A 5-year-old boy with Hunter syndrome was referred to our clinic for evaluation of ocular involvement. At initial presentation, his best corrected visual acuities were 20 / 25 in both eyes (OU). Cycloplegic refractive errors were +4.50 Dsph = -3.00 Dcyl × axis 180 in the right eye (OD) and +4.50 Dsph = -3.75 Dcyl × axis 180 in the left eye (OS). Slit lamp biomicroscopy showed clear corneas OU. Funduscopic examination was unremarkable.

At the age of 9, he complained of visual acuity decrease OU. On ophthalmic examination, best corrected visual acuities were 20 / 30 OD and 20 / 50 OS. Cycloplegic refractive errors were +4.00 Dsph = -3.50 Dcyl × axis 180 OD and +4.00 Dsph = -4.25 Dcyl × axis 180 OS. Slit lamp biomicroscopy showed clear corneas OU (Fig. 1A and 1B). There was no relative afferent papillary defect. Optic disc margins showed mild blurring. However, lumbar spinal tapping revealed normal intracranial pressure. Visual field testing with Goldmann kinetic perimetry were normal OU. On funduscopic examination, the retina looked grossly intact, but standard electroretinography revealed a reduction of scotopic responses, consistent with rod cell degeneration. Reduced b-wave amplitudes in the maximal responses and reduced oscillatory potentials were also observed OU.

SD-OCT showed thickening of the external limiting membrane at the central macula, especially near the fovea (Fig. 1C and 1D). The ellipsoid line formerly known as the inner and outer segment photoreceptor junction appeared normal in thickness and contour, well distinguished from the RPE layer underneath. The peripapillary circular scan images showed a mild increase in bilateral peripapillary retinal nerve fiber layer thickness.

Our study demonstrates the structural changes of the retina determined by high-resolution SD-OCT in the early stage of Hunter syndrome.

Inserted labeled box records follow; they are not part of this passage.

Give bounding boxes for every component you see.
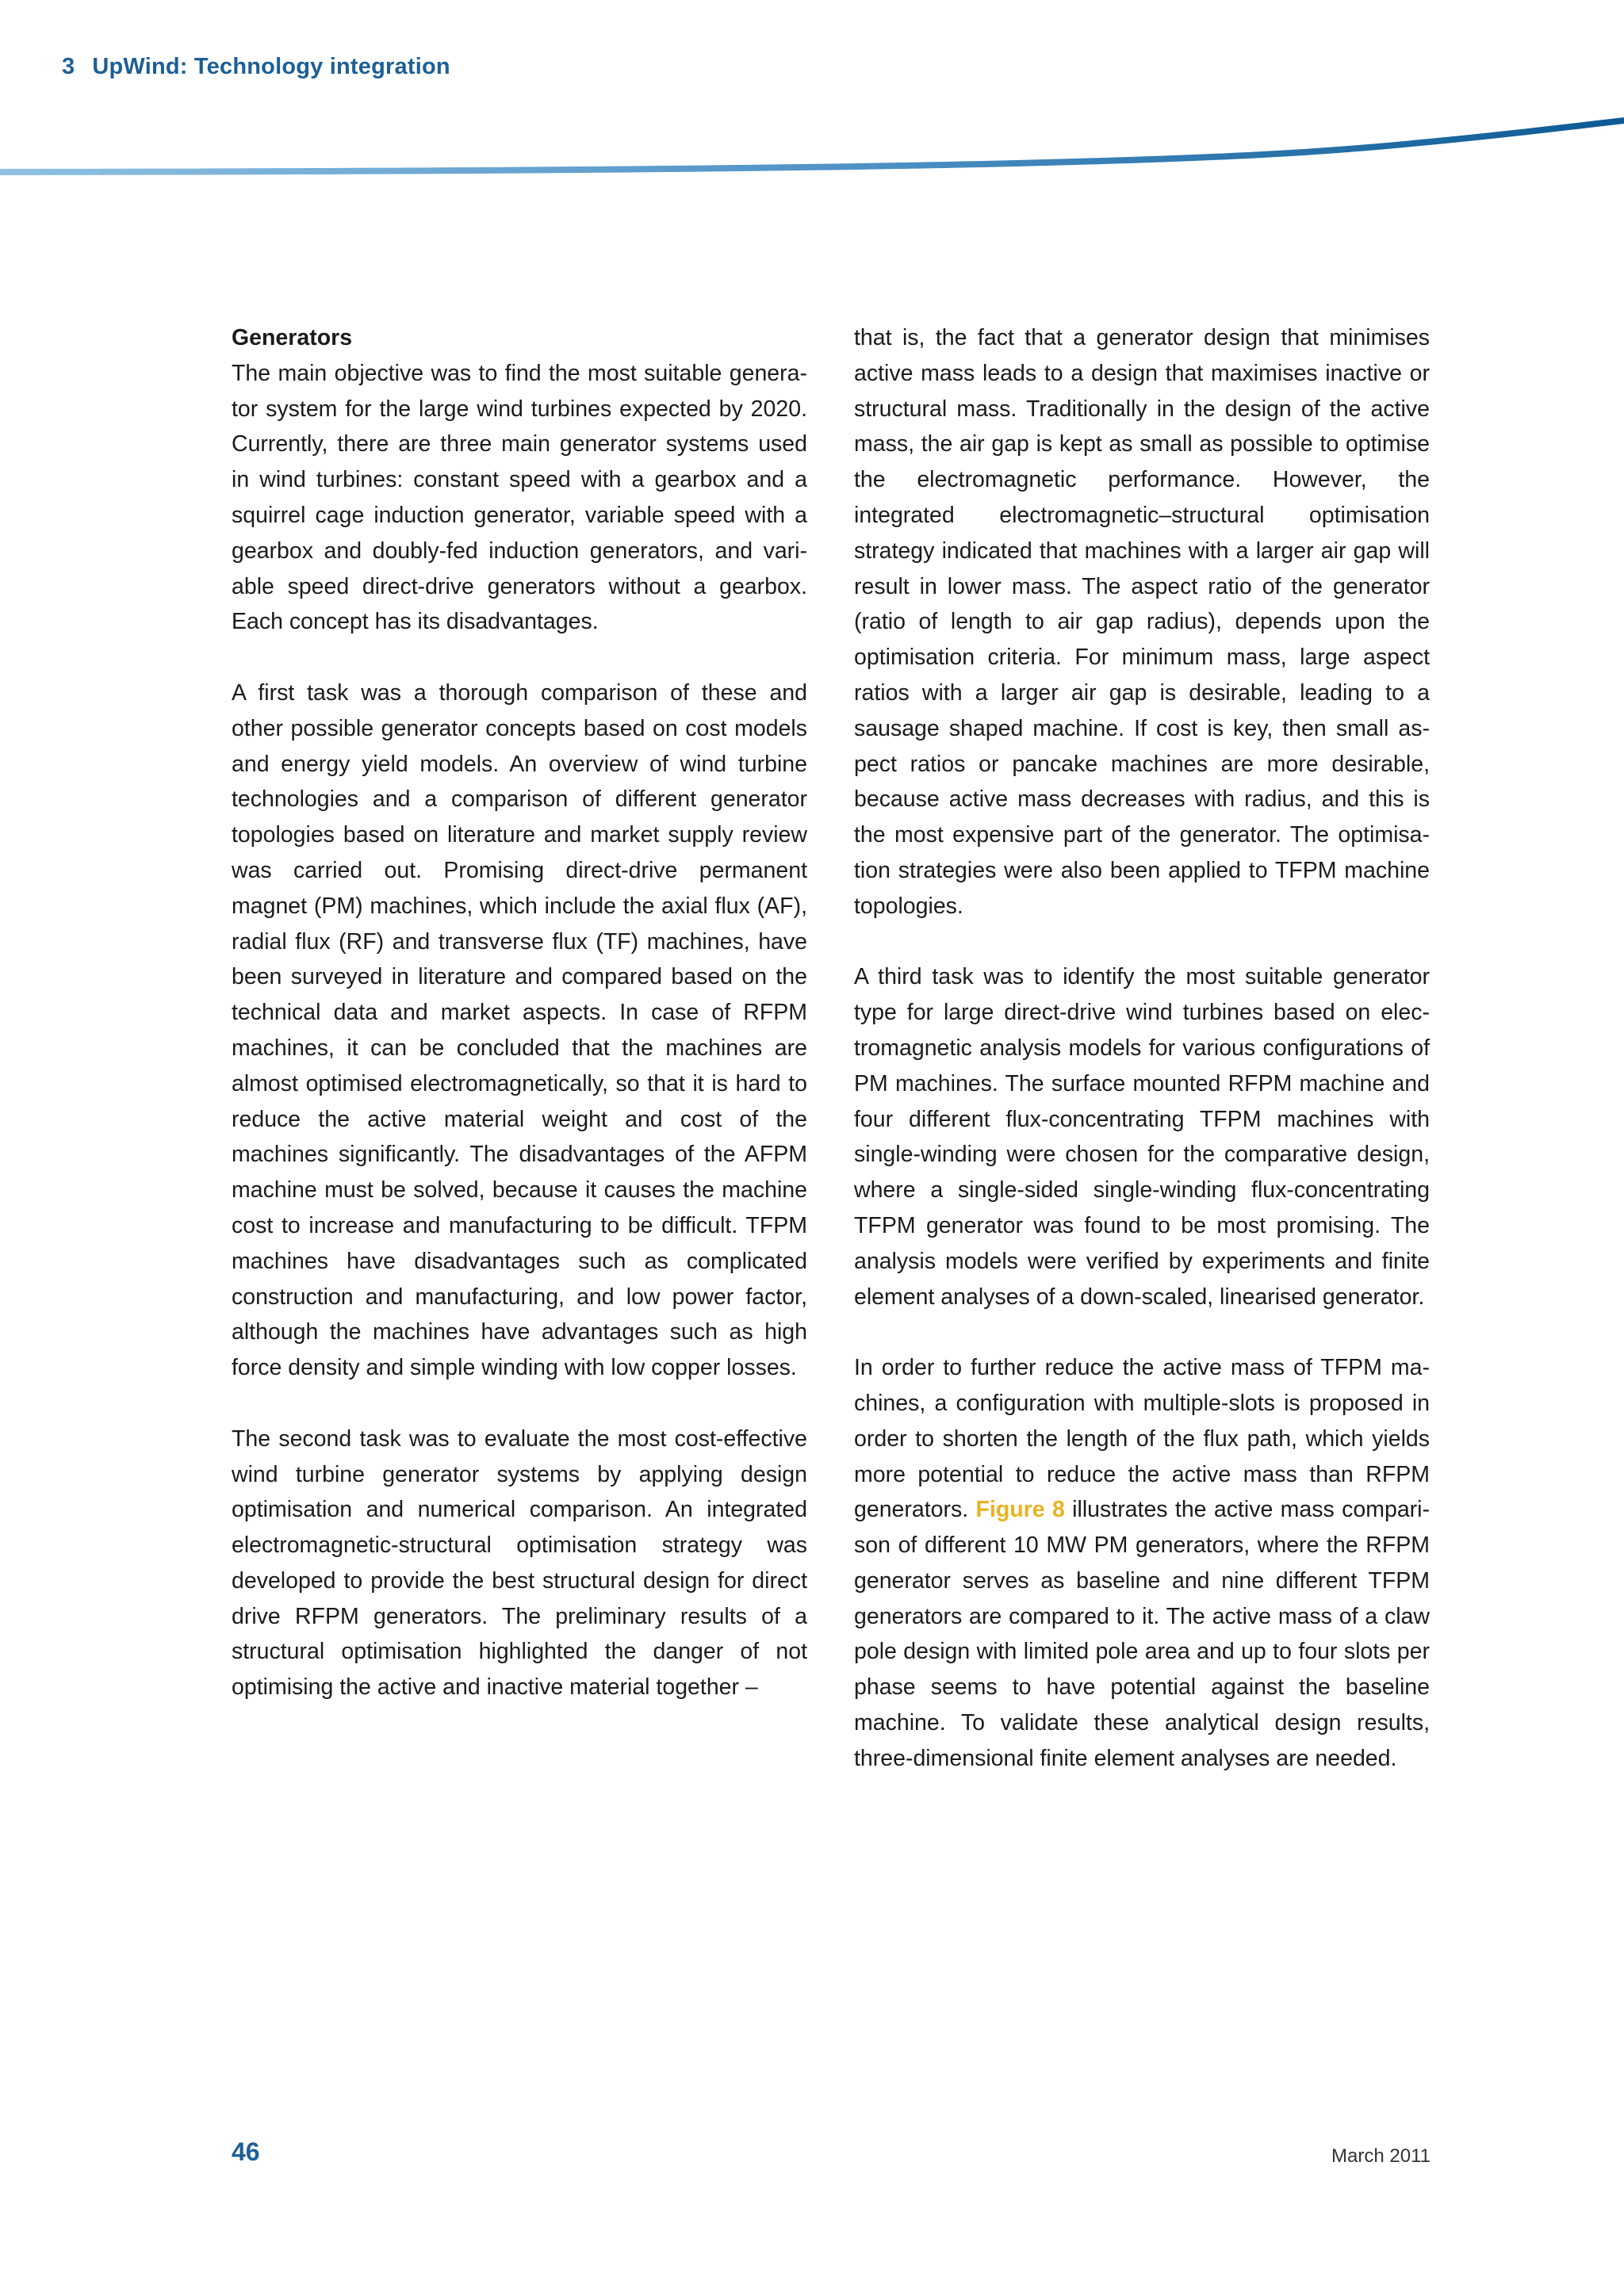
publication-date: March 2011 bbox=[1331, 2145, 1431, 2167]
section-heading: Generators bbox=[232, 325, 353, 350]
chapter-number: 3 bbox=[62, 54, 75, 79]
paragraph: The main objective was to find the most suitable generator system for the large wind turbines expected by 2020. Currently, there are three main generator systems used in wind turbines: constant speed with a gearbox and a squirrel cage induction generator, variable speed with a gearbox and doubly-fed induction generators, and variable speed direct-drive generators without a gearbox. Each concept has its disadvantages. bbox=[232, 360, 807, 635]
chapter-title: UpWind: Technology integration bbox=[92, 54, 450, 79]
paragraph-text: In order to further reduce the active mass of TFPM machines, a configuration with multiple-slots is proposed in order to shorten the length of the flux path, which yields more potential to reduce the active mass than RFPM generators. bbox=[854, 1355, 1430, 1523]
paragraph-with-figure-reference bbox=[854, 1350, 1430, 1777]
paragraph-text: illustrates the active mass comparison of different 10 MW PM generators, where the RFPM generator serves as baseline and nine different TFPM generators are compared to it. The active mass of a claw pole design with limited pole area and up to four slots per phase seems to have potential against the baseline machine. To validate these analytical design results, three-dimensional finite element analyses are needed. bbox=[854, 1497, 1430, 1771]
paragraph: The second task was to evaluate the most cost-effective wind turbine generator systems by applying design optimisation and numerical comparison. An integrated electromagnetic-structural optimisation strategy was developed to provide the best structural design for direct drive RFPM generators. The preliminary results of a structural optimisation highlighted the danger of not optimising the active and inactive material together – bbox=[232, 1425, 807, 1701]
paragraph: A third task was to identify the most suitable generator type for large direct-drive wind turbines based on electromagnetic analysis models for various configurations of PM machines. The surface mounted RFPM machine and four different flux-concentrating TFPM machines with single-winding were chosen for the comparative design, where a single-sided single-winding flux-concentrating TFPM generator was found to be most promising. The analysis models were verified by experiments and finite element analyses of a down-scaled, linearised generator. bbox=[854, 964, 1430, 1310]
paragraph: that is, the fact that a generator design that minimises active mass leads to a design that maximises inactive or structural mass. Traditionally in the design of the active mass, the air gap is kept as small as possible to optimise the electromagnetic performance. However, the integrated electromagnetic–structural optimisation strategy indicated that machines with a larger air gap will result in lower mass. The aspect ratio of the generator (ratio of length to air gap radius), depends upon the optimisation criteria. For minimum mass, large aspect ratios with a larger air gap is desirable, leading to a sausage shaped machine. If cost is key, then small aspect ratios or pancake machines are more desirable, because active mass decreases with radius, and this is the most expensive part of the generator. The optimisation strategies were also been applied to TFPM machine topologies. bbox=[854, 325, 1430, 919]
paragraph: A first task was a thorough comparison of these and other possible generator concepts based on cost models and energy yield models. An overview of wind turbine technologies and a comparison of different generator topologies based on literature and market supply review was carried out. Promising direct-drive permanent magnet (PM) machines, which include the axial flux (AF), radial flux (RF) and transverse flux (TF) machines, have been surveyed in literature and compared based on the technical data and market aspects. In case of RFPM machines, it can be concluded that the machines are almost optimised electromagnetically, so that it is hard to reduce the active material weight and cost of the machines significantly. The disadvantages of the AFPM machine must be solved, because it causes the machine cost to increase and manufacturing to be difficult. TFPM machines have disadvantages such as complicated construction and manufacturing, and low power factor, although the machines have advantages such as high force density and simple winding with low copper losses. bbox=[232, 679, 807, 1381]
header-swoosh-graphic bbox=[0, 111, 1624, 182]
running-header bbox=[62, 54, 450, 80]
figure-8-reference-link[interactable]: Figure 8 bbox=[975, 1497, 1065, 1523]
page-number: 46 bbox=[232, 2137, 260, 2166]
right-column bbox=[854, 320, 1430, 1777]
left-column bbox=[232, 320, 807, 1705]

Previously, Yoon et al. [3] reported high-speed, ultrahigh-resolution OCT findings of the retina in Hunter syndrome. Stratus OCT revealed a loss of photoreceptors outside the fovea and cystoid spaces within the inner nuclear layer, ganglion cell layer, and outer nuclear layer [3]. Our patient only showed thickening of the external limiting membrane with no other abnormal findings in the RPE, suggesting that changes of the outer nuclear and photoreceptor layers precede RPE abnormalities. In contrast to our study, the previous case experienced more variable ocular symptoms typical of Hunter syndrome, such as exophthalmos, hypertelorism, and bilateral visual field loss with a ring scotoma pattern, which were not found in our patient.

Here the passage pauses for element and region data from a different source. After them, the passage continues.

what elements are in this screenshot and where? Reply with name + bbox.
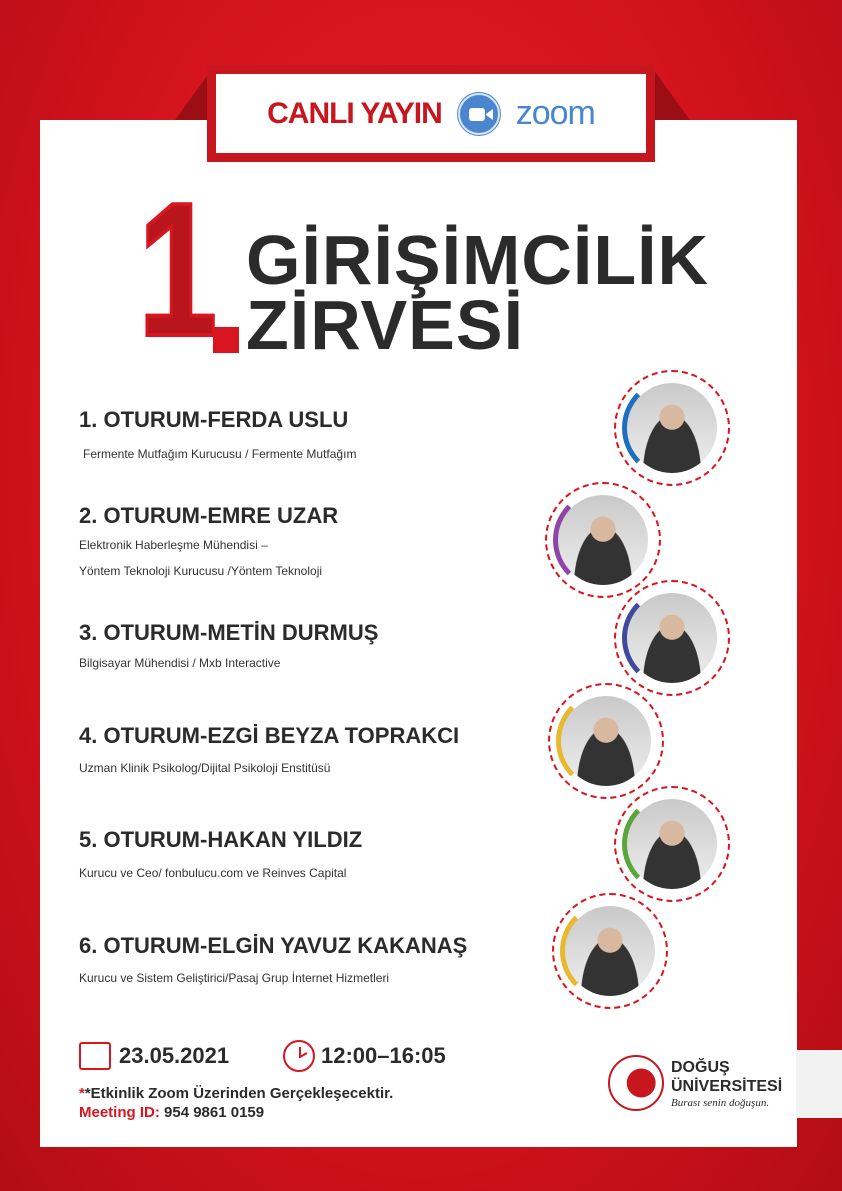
zoom-note: **Etkinlik Zoom Üzerinden Gerçekleşecektir. (79, 1085, 394, 1102)
session-1-title: 1. OTURUM-FERDA USLU (79, 407, 349, 432)
session-5-title: 5. OTURUM-HAKAN YILDIZ (79, 827, 363, 852)
calendar-icon (79, 1042, 111, 1070)
live-banner (207, 65, 655, 162)
meeting-id (79, 1104, 264, 1121)
session-4-subtitle: Uzman Klinik Psikolog/Dijital Psikoloji Enstitüsü (79, 761, 331, 775)
speaker-photo-1 (614, 370, 730, 486)
live-label: CANLI YAYIN (267, 96, 442, 130)
speaker-photo-5 (614, 786, 730, 902)
speaker-photo-2 (545, 482, 661, 598)
meeting-id-label: Meeting ID: (79, 1104, 160, 1121)
clock-icon (283, 1040, 315, 1072)
headline-dot (213, 327, 239, 353)
headline-line1: GİRİŞİMCİLİK (246, 221, 710, 299)
session-3-subtitle: Bilgisayar Mühendisi / Mxb Interactive (79, 656, 281, 670)
university-name (671, 1058, 782, 1096)
university-seal-logo (608, 1055, 664, 1111)
session-1-subtitle: Fermente Mutfağım Kurucusu / Fermente Mutfağım (83, 447, 357, 461)
session-4-title: 4. OTURUM-EZGİ BEYZA TOPRAKCI (79, 723, 460, 748)
meeting-id-value: 954 9861 0159 (164, 1104, 265, 1121)
zoom-note-text: *Etkinlik Zoom Üzerinden Gerçekleşecektir. (84, 1085, 394, 1102)
university-name-line1: DOĞUŞ (671, 1059, 730, 1076)
ribbon-fold-right (650, 65, 690, 120)
background-panel (796, 1050, 842, 1118)
headline-number: 1 (138, 164, 210, 376)
headline-line2: ZİRVESİ (246, 286, 525, 364)
event-date: 23.05.2021 (119, 1043, 230, 1068)
session-3-title: 3. OTURUM-METİN DURMUŞ (79, 620, 379, 645)
speaker-photo-3 (614, 580, 730, 696)
session-5-subtitle: Kurucu ve Ceo/ fonbulucu.com ve Reinves Capital (79, 866, 347, 880)
university-slogan: Burası senin doğuşun. (671, 1097, 770, 1109)
event-time: 12:00–16:05 (321, 1043, 446, 1068)
session-2-title: 2. OTURUM-EMRE UZAR (79, 503, 339, 528)
speaker-photo-4 (548, 683, 664, 799)
session-6-subtitle: Kurucu ve Sistem Geliştirici/Pasaj Grup İnternet Hizmetleri (79, 971, 390, 985)
session-2-subtitle: Elektronik Haberleşme Mühendisi – (79, 538, 268, 552)
session-2-subtitle: Yöntem Teknoloji Kurucusu /Yöntem Teknoloji (79, 564, 323, 578)
zoom-logo-text: zoom (515, 94, 595, 132)
session-6-title: 6. OTURUM-ELGİN YAVUZ KAKANAŞ (79, 933, 468, 958)
university-name-line2: ÜNİVERSİTESİ (671, 1078, 783, 1095)
speaker-photo-6 (552, 893, 668, 1009)
zoom-camera-icon (458, 93, 500, 135)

The external limiting membrane, between photoreceptor inner segments and Müller cell apical processes, is filled with the interphotoreceptor matrix, which contains a heterogeneous collection of glycoproteins, enzymes, and glycosaminoglycans [5]. Our SD-OCT findings correlate well with previous histopathological findings in the early stage of Hunter syndrome. The typical histopathological findings reported previously, such as a total loss of RPE, an overall loss of rods and cones, and reduced outer nuclear layer with atrophic bipolar cells, are usually shown as the disease progresses [2].

In conclusion, SD-OCT can be used as a diagnostic modality to monitor patients with Hunter syndrome and to detect subclinical progression of the disease in the early stages.